Thursday 24 July 2014

Pakistan to reopen border crossing

Burning NATO oil tankers in Mithri, Pakistan, the latest attack on the supply line for international troops in Afghanistan since Pakistani authorities closed a key border crossing

Pakistan are to reopen a key border crossing used to transport supplies to Nato troops in Afghanistan, authorities have said - the 10th day of a blockade that has raised tensions with Washington and left stranded trucks vulnerable to attack.

In a short statement, the foreign ministry said it decided to reopen the border after assessing security and that authorities on both sides of the border were co-ordinating to resume the supply traffic smoothly.

The border is normally closed on Sundays so Monday seemed like the soonest the flow of supplies over the crossing would resume, said US Embassy spokesman Richard Snelsire, who welcomed the "positive development".

Pakistan closed the north-west crossing at Torkham on September 30, the same day a Nato air strike killed two Pakistani soldiers along the border.

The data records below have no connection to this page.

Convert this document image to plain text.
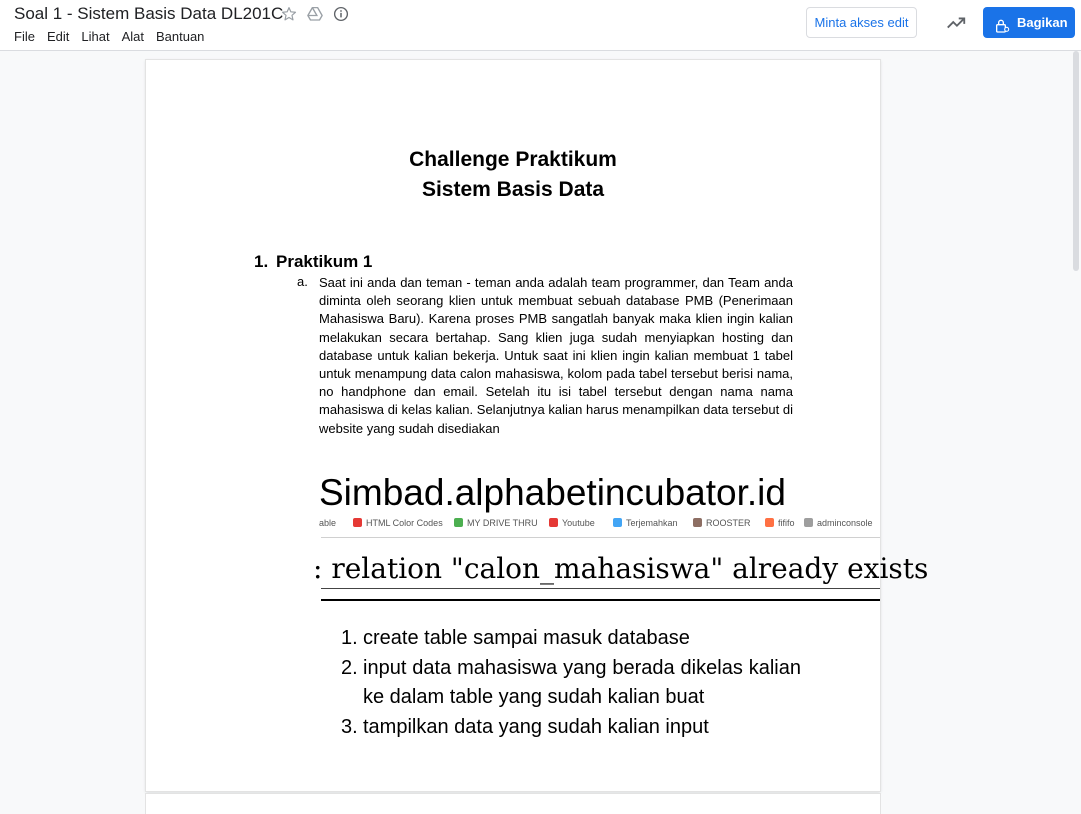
Soal 1 - Sistem Basis Data DL201C
File Edit Lihat Alat Bantuan
Minta akses edit	Bagikan
Challenge Praktikum
Sistem Basis Data
1. Praktikum 1
a. Saat ini anda dan teman - teman anda adalah team programmer, dan Team anda diminta oleh seorang klien untuk membuat sebuah database PMB (Penerimaan Mahasiswa Baru). Karena proses PMB sangatlah banyak maka klien ingin kalian melakukan secara bertahap. Sang klien juga sudah menyiapkan hosting dan database untuk kalian bekerja. Untuk saat ini klien ingin kalian membuat 1 tabel untuk menampung data calon mahasiswa, kolom pada tabel tersebut berisi nama, no handphone dan email. Setelah itu isi tabel tersebut dengan nama nama mahasiswa di kelas kalian. Selanjutnya kalian harus menampilkan data tersebut di website yang sudah disediakan
Simbad.alphabetincubator.id
able	HTML Color Codes	MY DRIVE THRU	Youtube	Terjemahkan	ROOSTER	fififo	adminconsole
: relation "calon_mahasiswa" already exists
1. create table sampai masuk database
2. input data mahasiswa yang berada dikelas kalian ke dalam table yang sudah kalian buat
3. tampilkan data yang sudah kalian input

On Wednesday, the US apologised for that strike after an investigation concluded the "tragic event could have been avoided with better coalition force co-ordination with the Pakistan military".

Pakistan is a key supply route for fuel, military vehicles, spare parts, clothing and other non-lethal supplies for foreign troops in Afghanistan. The closure of Torkham has left scores of trucks stranded on their way from the port city of Karachi, and bottlenecked traffic to the open but smaller Chaman crossing in the south-west.

Even when the border reopens, lingering tensions will remain in the US-Pakistan relationship, especially over Pakistan's unwillingness to go after Afghan Taliban militants on its territory with whom it has strong historical ties and who generally focus their attacks on Western troops, not Pakistani targets.

The US has dramatically increased the number of CIA drone strikes in Pakistan's tribal belt, including two on Friday in North Waziristan that killed nine suspected militants - the seventh and eighth missile strikes this month.

In September, the US was believed to have launched at least 21 such attacks, an unprecedented number and nearly all were in North Waziristan.

The US rarely acknowledges the covert missile strike programme. Pakistan officially opposes it but is believed to secretly support it.